Fake American: Christian Bale, a Wel-English actor, played Patrick Bateman in the film. He spoke in an American accent at all times, and was so convincing and thorough with it that when he spoke in his normal English accent at the film's wrap party, everyone was surprised since they genuinely thought he was American.
Method Acting: Bale took quite some extremes to invest himself into the character of Bateman. Besides the examples listed above in Dyeing for Your Art and Fake American, Bale also extensively studied the novel, distanced himself from others on set (as Bateman would have), and actually maintained the famous morning routine described at the start of the film.
Star-Making Role: Despite being warned that playing Patrick Bateman would be "career suicide", the film wound up garnering more attention for Christian Bale, with the success of the movie and his performance landing him bigger leading roles, eventually leading him to play Batman.
Throw It In!: There are two scenes that involved improvisation by Bale that was kept in the movie: the jump-rope scene (Bale crossing his arms was improvised) and the Moonwalk Dance Bateman does, so as to hide his axe, shortly before killing Paul Allen (which was one of the only problems the author of the original novel had with the movie).
At least three screenplays were written: one by Matthew Markwalder, one by Mary Harron and Guinevere Turner, and one by Bret Easton Ellis himself. Harron and Turner's script is what ended up in production.
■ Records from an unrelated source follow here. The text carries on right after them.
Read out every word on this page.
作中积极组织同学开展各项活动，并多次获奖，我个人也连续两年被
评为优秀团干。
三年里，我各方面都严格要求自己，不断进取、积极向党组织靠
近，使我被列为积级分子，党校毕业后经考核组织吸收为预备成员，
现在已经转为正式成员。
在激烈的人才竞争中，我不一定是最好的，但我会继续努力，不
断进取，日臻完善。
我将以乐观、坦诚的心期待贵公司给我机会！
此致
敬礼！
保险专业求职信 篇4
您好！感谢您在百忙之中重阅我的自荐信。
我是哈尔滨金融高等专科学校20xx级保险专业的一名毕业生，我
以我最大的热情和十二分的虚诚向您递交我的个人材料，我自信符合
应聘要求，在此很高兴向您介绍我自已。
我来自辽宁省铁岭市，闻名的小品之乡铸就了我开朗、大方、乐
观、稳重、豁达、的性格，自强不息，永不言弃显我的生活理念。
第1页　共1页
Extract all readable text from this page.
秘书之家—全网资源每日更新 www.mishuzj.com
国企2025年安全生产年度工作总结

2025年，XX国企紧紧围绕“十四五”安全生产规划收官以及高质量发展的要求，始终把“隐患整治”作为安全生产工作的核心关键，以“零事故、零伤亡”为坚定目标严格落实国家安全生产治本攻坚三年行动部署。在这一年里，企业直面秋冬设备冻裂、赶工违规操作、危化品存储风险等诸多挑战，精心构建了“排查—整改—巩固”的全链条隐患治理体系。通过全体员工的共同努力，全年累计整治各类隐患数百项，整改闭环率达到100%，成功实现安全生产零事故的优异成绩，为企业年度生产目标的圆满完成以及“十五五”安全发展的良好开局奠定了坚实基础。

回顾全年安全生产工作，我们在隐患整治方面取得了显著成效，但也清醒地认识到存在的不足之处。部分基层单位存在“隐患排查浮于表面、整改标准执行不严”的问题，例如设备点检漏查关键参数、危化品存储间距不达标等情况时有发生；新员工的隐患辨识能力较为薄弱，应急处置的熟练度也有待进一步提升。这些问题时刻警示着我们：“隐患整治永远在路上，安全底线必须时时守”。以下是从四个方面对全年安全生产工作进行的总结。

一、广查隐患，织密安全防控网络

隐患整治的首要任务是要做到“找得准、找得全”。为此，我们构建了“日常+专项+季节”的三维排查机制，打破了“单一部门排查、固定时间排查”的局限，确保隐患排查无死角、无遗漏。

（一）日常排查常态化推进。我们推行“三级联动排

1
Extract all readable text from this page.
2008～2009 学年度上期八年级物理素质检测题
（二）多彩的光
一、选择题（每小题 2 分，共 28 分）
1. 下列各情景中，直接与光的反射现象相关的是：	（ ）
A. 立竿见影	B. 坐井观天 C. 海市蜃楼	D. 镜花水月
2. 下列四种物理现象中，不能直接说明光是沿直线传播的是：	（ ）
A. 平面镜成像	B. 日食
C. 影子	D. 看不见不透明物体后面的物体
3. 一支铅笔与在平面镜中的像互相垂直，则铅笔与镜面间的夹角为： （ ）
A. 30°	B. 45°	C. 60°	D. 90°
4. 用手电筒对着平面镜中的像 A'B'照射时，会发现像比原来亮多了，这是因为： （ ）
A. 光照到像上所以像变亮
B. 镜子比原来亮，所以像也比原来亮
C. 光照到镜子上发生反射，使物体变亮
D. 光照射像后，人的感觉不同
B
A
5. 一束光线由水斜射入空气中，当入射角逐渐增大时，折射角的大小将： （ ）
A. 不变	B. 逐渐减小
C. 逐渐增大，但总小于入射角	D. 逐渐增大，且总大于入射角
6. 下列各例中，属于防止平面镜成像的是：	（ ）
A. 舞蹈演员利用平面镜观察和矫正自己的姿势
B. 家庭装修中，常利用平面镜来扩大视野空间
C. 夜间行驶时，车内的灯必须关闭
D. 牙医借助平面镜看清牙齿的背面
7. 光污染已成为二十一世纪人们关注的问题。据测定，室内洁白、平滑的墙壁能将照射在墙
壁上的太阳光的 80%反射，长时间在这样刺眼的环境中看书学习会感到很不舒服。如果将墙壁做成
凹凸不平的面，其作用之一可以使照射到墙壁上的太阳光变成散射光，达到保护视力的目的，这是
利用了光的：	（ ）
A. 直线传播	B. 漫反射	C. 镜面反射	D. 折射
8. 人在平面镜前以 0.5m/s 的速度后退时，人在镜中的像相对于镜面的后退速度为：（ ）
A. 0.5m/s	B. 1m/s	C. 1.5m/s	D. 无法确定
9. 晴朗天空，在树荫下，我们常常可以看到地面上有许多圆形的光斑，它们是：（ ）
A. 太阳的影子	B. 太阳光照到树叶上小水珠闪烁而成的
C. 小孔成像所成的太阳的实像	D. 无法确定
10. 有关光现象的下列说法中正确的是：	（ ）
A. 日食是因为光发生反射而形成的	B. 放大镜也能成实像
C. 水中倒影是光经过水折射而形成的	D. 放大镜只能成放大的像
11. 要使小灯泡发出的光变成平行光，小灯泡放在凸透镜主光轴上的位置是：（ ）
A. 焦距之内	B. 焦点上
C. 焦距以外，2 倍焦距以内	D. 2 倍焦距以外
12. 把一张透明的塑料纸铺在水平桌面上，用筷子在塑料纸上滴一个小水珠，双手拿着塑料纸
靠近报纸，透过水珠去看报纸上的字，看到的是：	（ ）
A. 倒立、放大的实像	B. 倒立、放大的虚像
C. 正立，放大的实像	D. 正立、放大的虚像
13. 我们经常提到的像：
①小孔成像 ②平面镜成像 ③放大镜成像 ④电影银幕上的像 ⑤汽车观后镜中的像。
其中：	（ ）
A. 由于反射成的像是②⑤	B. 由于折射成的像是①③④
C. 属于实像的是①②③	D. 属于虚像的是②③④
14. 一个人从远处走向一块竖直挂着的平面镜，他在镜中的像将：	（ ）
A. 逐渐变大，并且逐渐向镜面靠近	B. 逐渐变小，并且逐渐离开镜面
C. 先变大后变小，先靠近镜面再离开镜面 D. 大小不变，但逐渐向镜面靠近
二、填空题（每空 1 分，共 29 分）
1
After the novel was originally optioned in 1991, Ellis himself was set to write the script for director Stuart Gordon with Johnny Depp starring as Patrick Bateman. Gordon wanted to do the film in black and white and stick as close to the book as possible, meaning a guaranteed X-rating. After the project fell through, David Cronenberg replaced Gordon, with Brad Pitt set to star. This project also failed to get off the ground.
Cronenberg's version of the screenplay had Patrick Bateman in a musical finale on top of the World Trade Center.
Font Anachronism: The business card scene and song number includes a reference to Constantia and Comic Sans, which were released in 2006 and 1994 respectively, while the musical takes place in the late 1980s.